Zacks Investment Research downgraded NYSE Euronext Inc. (NYX) to a Zacks #5 Rank (Strong Sell) on January 5.
Why the downgrade?
Posting disappointing results consecutively for the first three quarters of 2012, NYSE has witnessed sharp declines in its estimate revisions. Shares of this 220-year old stock exchange have been witnessing a downward trend since May 2011. Although it showed some improvement from the historical lows, it is yet to return to its record highs.
Moreover, the proposed merger with IntercontinentalExchange Inc. (ICE), announced last month, has made ratings agencies concerned about the huge combined debt of the merged entity amid low working capital. Although the business profile of the merger appears strong and is expected to generate strong cost synergies and competitive leverage, it also raises questions over the future of NYSE
On November 6, NYSE reported third-quarter 2012 operating earnings per share of 44 cents, up 3 cents from the Zacks Consensus Estimate. However, results plunged 38% from 71 cents recorded in the year-ago quarter.

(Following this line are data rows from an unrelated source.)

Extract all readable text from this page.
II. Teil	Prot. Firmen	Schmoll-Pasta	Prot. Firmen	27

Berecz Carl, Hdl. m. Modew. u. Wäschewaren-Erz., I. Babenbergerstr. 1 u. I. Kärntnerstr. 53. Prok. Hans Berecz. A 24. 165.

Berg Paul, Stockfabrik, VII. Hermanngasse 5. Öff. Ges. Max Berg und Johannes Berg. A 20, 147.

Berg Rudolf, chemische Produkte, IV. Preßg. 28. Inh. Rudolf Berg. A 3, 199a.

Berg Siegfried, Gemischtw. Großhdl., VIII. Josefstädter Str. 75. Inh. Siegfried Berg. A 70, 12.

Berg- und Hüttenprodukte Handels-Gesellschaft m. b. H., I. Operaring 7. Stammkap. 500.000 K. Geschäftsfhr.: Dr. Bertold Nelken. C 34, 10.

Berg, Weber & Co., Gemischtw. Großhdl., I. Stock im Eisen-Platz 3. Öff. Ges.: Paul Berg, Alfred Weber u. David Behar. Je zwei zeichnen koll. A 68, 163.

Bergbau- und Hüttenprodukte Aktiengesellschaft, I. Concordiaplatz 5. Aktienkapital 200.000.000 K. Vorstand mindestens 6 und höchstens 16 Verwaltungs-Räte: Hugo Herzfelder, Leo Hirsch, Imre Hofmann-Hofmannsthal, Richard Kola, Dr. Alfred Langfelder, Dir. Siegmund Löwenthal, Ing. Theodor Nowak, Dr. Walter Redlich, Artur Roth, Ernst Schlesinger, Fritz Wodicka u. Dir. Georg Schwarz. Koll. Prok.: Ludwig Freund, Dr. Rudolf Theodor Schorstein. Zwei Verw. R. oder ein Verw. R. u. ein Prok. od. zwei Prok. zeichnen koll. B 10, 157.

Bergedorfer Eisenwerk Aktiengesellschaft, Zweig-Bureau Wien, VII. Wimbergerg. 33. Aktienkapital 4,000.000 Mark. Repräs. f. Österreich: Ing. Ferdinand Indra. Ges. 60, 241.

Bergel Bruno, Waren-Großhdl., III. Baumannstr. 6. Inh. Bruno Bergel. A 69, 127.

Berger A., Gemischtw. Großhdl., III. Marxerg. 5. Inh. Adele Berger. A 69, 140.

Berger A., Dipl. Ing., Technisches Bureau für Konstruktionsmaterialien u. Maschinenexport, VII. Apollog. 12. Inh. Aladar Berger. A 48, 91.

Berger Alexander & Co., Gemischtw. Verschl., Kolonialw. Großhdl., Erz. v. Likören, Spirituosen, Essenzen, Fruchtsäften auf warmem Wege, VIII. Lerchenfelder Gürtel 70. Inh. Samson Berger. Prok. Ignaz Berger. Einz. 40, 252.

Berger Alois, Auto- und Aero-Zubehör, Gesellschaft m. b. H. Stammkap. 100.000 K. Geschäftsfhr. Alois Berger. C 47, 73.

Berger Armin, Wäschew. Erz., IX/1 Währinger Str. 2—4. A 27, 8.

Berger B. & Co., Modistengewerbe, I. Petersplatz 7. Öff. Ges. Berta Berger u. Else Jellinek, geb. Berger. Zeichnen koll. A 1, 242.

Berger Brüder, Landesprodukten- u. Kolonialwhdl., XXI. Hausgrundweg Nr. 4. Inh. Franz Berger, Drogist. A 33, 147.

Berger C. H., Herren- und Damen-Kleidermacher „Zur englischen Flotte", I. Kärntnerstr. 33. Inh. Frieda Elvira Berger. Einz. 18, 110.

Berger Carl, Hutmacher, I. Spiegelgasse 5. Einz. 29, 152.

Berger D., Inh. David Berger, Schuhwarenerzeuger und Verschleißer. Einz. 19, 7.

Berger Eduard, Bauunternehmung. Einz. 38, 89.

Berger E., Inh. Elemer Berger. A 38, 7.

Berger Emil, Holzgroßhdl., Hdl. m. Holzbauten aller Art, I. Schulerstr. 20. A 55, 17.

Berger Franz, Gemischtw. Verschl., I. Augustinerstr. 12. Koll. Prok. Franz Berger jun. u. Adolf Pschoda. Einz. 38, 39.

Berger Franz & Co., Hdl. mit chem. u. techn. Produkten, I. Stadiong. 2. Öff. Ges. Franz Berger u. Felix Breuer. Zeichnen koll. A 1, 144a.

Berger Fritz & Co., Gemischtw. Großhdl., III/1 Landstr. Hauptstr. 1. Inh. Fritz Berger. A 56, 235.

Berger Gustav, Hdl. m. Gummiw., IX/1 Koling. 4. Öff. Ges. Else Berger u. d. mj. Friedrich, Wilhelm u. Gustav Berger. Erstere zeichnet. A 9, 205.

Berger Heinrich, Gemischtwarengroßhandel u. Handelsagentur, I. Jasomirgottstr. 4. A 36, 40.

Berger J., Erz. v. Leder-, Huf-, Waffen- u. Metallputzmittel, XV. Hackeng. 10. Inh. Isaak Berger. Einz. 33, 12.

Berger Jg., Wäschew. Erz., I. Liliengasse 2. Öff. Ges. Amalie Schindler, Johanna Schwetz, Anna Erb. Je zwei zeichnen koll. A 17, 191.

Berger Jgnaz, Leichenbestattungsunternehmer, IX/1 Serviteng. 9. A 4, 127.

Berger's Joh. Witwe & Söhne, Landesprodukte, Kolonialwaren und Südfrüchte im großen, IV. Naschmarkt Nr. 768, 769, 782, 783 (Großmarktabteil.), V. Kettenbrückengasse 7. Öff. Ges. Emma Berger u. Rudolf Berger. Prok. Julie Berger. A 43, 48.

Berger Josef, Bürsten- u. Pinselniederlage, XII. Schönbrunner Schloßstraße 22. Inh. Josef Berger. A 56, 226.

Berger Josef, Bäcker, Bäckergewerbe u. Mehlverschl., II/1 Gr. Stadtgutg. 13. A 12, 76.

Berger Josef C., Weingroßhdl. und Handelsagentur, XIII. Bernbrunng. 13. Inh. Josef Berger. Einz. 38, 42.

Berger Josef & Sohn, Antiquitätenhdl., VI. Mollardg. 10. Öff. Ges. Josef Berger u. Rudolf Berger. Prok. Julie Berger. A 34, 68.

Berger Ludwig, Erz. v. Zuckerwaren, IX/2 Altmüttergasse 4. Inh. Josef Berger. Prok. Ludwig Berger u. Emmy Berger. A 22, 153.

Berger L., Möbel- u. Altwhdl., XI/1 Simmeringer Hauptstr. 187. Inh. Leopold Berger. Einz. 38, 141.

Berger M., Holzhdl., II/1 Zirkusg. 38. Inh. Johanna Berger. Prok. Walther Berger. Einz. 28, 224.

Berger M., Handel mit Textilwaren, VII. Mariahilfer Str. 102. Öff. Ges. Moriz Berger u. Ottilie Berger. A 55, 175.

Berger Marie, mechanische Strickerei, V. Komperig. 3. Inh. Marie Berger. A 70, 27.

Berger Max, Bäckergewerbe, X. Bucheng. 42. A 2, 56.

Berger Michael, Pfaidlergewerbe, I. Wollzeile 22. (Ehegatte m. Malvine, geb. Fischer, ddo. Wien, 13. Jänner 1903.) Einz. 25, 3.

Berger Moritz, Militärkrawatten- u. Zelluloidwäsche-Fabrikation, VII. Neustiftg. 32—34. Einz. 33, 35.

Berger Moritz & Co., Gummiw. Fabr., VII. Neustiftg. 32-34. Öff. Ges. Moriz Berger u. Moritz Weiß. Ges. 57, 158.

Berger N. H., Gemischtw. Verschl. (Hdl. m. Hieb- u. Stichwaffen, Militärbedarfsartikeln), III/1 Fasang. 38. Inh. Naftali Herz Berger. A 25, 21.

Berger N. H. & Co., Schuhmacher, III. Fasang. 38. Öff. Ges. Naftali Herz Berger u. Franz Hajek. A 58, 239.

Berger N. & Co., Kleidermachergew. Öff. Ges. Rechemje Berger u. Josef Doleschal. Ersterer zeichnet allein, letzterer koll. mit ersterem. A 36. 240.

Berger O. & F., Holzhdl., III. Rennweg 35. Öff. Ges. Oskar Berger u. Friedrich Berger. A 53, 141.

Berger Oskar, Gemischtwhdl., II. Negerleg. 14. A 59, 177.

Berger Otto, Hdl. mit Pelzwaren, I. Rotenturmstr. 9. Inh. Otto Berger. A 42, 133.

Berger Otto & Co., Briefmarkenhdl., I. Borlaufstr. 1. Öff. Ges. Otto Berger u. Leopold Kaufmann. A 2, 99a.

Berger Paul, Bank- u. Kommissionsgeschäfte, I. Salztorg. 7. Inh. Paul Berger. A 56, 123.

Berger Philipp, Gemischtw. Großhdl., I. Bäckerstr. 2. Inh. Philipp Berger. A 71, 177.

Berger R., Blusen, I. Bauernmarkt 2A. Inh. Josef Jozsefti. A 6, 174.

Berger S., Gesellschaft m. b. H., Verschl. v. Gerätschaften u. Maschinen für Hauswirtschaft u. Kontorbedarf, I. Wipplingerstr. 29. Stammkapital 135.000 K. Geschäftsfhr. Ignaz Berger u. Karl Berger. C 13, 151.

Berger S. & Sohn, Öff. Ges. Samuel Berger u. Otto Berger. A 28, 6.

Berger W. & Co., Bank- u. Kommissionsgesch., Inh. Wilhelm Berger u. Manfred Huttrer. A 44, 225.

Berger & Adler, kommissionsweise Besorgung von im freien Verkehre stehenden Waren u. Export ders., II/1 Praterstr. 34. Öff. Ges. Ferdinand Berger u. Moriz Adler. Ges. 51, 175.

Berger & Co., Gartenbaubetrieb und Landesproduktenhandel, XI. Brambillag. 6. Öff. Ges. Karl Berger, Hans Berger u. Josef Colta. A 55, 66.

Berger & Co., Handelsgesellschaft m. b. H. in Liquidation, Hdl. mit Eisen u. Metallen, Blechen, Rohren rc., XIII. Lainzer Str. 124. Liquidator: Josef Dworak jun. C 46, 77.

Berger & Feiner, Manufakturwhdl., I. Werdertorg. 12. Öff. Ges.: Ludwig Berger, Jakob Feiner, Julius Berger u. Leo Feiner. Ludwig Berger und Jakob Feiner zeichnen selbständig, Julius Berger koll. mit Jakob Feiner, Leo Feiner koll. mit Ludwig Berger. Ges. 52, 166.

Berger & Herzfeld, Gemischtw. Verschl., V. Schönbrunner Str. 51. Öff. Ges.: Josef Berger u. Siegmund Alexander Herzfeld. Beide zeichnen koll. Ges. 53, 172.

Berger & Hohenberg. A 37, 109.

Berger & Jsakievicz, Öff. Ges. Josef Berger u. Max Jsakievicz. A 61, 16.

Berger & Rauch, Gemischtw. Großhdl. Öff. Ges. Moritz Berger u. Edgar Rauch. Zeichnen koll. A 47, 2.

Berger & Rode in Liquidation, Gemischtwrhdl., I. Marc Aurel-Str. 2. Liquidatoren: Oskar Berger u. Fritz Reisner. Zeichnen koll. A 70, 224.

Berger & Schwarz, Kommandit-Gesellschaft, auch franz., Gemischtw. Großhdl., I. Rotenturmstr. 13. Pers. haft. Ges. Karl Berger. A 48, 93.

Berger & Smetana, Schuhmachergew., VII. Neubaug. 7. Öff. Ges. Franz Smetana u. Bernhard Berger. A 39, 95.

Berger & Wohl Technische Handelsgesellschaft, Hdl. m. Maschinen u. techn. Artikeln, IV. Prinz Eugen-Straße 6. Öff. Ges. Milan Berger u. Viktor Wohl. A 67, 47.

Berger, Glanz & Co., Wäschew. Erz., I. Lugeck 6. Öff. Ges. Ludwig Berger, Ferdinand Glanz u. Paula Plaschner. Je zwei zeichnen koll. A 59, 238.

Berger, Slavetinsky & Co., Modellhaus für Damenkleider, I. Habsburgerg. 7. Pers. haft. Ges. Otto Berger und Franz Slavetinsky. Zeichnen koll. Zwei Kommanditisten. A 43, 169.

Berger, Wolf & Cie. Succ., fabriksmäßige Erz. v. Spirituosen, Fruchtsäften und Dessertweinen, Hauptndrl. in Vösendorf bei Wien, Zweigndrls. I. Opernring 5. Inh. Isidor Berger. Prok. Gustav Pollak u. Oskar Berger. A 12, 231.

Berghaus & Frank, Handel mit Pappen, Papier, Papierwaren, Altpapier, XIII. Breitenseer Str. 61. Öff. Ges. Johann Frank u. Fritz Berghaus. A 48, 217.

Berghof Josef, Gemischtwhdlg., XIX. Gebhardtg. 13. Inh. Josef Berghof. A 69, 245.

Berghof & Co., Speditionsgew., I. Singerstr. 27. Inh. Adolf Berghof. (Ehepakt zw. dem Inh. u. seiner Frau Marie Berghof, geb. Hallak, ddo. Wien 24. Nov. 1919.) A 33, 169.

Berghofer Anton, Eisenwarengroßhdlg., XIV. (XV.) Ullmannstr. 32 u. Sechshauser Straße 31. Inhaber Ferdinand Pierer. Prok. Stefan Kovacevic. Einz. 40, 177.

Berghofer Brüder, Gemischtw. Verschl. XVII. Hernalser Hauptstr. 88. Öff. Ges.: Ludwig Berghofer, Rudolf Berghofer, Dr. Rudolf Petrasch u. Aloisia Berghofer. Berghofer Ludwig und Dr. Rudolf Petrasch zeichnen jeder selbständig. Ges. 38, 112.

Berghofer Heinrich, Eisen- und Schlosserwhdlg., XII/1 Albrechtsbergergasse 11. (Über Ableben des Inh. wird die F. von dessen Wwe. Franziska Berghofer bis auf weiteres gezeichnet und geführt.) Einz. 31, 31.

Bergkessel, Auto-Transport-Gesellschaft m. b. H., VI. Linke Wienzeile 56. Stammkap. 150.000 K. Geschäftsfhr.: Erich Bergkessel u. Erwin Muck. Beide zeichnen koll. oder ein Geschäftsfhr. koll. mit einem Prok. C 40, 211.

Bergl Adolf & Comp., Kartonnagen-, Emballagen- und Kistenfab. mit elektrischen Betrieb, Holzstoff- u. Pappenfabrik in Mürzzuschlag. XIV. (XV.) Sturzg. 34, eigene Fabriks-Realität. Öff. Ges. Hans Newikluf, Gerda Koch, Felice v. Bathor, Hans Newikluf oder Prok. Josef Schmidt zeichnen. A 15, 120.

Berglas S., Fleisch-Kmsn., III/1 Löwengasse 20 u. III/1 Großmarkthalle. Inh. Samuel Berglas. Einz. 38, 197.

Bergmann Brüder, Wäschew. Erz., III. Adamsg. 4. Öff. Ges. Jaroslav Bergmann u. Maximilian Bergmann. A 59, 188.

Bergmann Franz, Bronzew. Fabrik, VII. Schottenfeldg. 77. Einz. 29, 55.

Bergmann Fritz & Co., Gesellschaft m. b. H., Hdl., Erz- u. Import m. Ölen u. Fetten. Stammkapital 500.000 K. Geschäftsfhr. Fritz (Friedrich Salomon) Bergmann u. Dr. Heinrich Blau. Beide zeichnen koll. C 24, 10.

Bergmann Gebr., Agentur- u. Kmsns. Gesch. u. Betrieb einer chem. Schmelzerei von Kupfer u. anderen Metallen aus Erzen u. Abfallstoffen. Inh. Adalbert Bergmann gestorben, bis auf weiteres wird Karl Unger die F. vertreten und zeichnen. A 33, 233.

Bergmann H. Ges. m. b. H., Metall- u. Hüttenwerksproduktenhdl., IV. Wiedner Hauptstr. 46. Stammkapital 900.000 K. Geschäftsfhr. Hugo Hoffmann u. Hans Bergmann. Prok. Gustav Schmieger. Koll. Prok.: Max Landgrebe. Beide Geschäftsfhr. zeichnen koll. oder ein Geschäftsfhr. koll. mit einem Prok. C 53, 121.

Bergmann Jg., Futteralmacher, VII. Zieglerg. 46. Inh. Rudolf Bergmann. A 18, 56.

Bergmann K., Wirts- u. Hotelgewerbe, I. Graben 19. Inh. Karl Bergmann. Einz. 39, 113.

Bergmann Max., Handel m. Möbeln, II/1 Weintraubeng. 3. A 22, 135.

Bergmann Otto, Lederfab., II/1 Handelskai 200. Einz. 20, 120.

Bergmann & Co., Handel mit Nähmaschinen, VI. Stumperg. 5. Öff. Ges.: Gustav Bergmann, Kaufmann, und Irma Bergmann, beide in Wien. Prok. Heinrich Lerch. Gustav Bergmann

Results primarily witnessed deterioration as the top line slid 20.6% year over year, driven by poor transaction and clearing fees and market data revenue that constitute about 73% of the gross revenue. A drastic decline in volumes across all global derivatives and cash trading venues along with unfavorable currency fluctuations and lower average revenue per contract also restricted growth.
Consequently, the Zacks Consensus Estimate for 2012 decreased 5.0% to $1.80 per share over the last 60 days as 13 out of the 14 estimates were revised downward. For 2013, 12 of 14 estimates were revised downward over the last 60 days, dipping the Zacks Consensus Estimate by 5.2% to $2.30 per share.
Other Stocks to Consider
However, not all players in the stock exchange industry are underperforming like NYSE. Its close competitors IntercontinentalExchange and CME Group Inc. (CME) carry a Zacks #3 Rank (Hold), implying stability in the near future.